One key parameter is the transistor s turn-on voltage. GaAs relatively large energy-gap leads to a fairly high turn-on voltage (∼1.35 V @25 kA/cm2). When two transistors are stacked together - which is a common configuration for PA control circuitry - the minimum voltage required to operate the circuit is fundamentally constrained by the GaAs base layer. Previously, lower energy-gap materials lattice-matched to GaAs have not been available to address this issue. However, nitrogen-containing III-V alloys are known to have unique bandgap-bowing properties, enabling the growth of reduced energy-gap materials that can be lattice-matched or strain-minimized to GaAs. Just a modest 100 mV reduction in the base-layer energy gap can extend the minimum operating voltage below 2.5 V for GaAs-HBT PAs (figure 3).
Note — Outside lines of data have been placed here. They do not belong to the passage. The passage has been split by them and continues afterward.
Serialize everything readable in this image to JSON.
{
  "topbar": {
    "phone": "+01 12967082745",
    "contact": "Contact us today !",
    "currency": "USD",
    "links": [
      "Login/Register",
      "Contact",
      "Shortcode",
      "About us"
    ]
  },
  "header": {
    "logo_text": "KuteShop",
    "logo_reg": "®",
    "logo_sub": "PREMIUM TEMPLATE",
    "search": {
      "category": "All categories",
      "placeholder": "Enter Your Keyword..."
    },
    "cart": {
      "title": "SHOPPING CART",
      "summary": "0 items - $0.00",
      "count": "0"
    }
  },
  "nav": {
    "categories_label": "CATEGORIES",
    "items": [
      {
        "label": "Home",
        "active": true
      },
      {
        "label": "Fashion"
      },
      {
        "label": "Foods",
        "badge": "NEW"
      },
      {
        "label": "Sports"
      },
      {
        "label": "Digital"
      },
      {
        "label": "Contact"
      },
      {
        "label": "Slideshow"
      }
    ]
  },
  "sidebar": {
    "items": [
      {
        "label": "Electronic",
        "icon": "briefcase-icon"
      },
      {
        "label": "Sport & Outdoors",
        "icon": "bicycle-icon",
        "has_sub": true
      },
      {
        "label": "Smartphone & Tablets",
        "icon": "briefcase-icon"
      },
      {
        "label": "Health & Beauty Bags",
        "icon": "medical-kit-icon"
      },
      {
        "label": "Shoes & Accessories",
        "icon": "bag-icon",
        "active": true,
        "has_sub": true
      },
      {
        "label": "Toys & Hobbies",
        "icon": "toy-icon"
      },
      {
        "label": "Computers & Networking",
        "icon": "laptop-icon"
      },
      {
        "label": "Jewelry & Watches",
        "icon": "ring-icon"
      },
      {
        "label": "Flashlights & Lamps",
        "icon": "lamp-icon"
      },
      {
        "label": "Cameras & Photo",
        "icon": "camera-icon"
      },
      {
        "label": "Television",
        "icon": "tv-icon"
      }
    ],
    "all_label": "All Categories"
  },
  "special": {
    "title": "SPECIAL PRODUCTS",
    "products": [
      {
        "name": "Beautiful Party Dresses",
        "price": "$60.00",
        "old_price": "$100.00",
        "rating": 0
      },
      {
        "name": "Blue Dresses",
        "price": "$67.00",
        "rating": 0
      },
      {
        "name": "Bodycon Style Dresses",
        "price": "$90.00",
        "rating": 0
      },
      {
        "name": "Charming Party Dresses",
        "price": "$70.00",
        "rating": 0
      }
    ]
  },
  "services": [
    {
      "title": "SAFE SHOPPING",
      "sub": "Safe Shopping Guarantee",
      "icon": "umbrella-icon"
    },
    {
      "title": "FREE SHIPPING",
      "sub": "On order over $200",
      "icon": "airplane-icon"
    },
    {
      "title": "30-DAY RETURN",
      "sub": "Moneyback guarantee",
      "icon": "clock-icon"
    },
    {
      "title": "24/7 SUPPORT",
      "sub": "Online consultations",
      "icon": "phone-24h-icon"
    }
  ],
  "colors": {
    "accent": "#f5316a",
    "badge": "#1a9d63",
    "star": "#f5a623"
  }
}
The higher collector current resulting from a lower-bandgap base material alters the ratio of collector and base current components (figure 1) in ways that improve transistor stability and efficiency. Researchers at Virginia Tech, VA, and elsewhere have shown that the DC characteristics of GAIN-HBT devices are stable from 50 to 200 °C. Because GAIN-HBT devices use a lower energy-gap material in the base, they are really double heterojunction structures. Such structures have additional device performance benefits, but extra care is needed to suppress barriers to electron flow at base-emitter and base-collector junctions, as is routinely done for high-speed, higher-cost InP-based devices. GAIN-HBT devices also possess the expected lower offset voltages required to bring the bipolar transistor out of saturation, which can be used to improve the RF power efficiency of amplifier circuits.

Perhaps GAIN-HBT technology s most exciting feature is its use of sophisticated base-layer structures. True bandgap engineering is achieved through the incorporation of compositional grading across the base layer. The resulting built-in quasi-electric field accelerates electrons through the base, lowering the overall transit time. Improved electron transport enhances several fundamental device properties. Peak current gain is increased in devices employing compositional grading due to a reduction in neutral base recombination. At the same time, microwave performance is improved through a cut in base transit time (figure 4). This ability to simultaneously enhance DC and RF properties equips device and circuit designers with new tools to optimize GaAs-based PA performance.

Further reading

L Rushing et al. 2005 CS MANTECH Digest p57.

B Dickerson et al. 2003 GaAs MANTECH Digest p295.

R E Welser et al. 2004 J. Phys: Condens. Matter 16 S3373.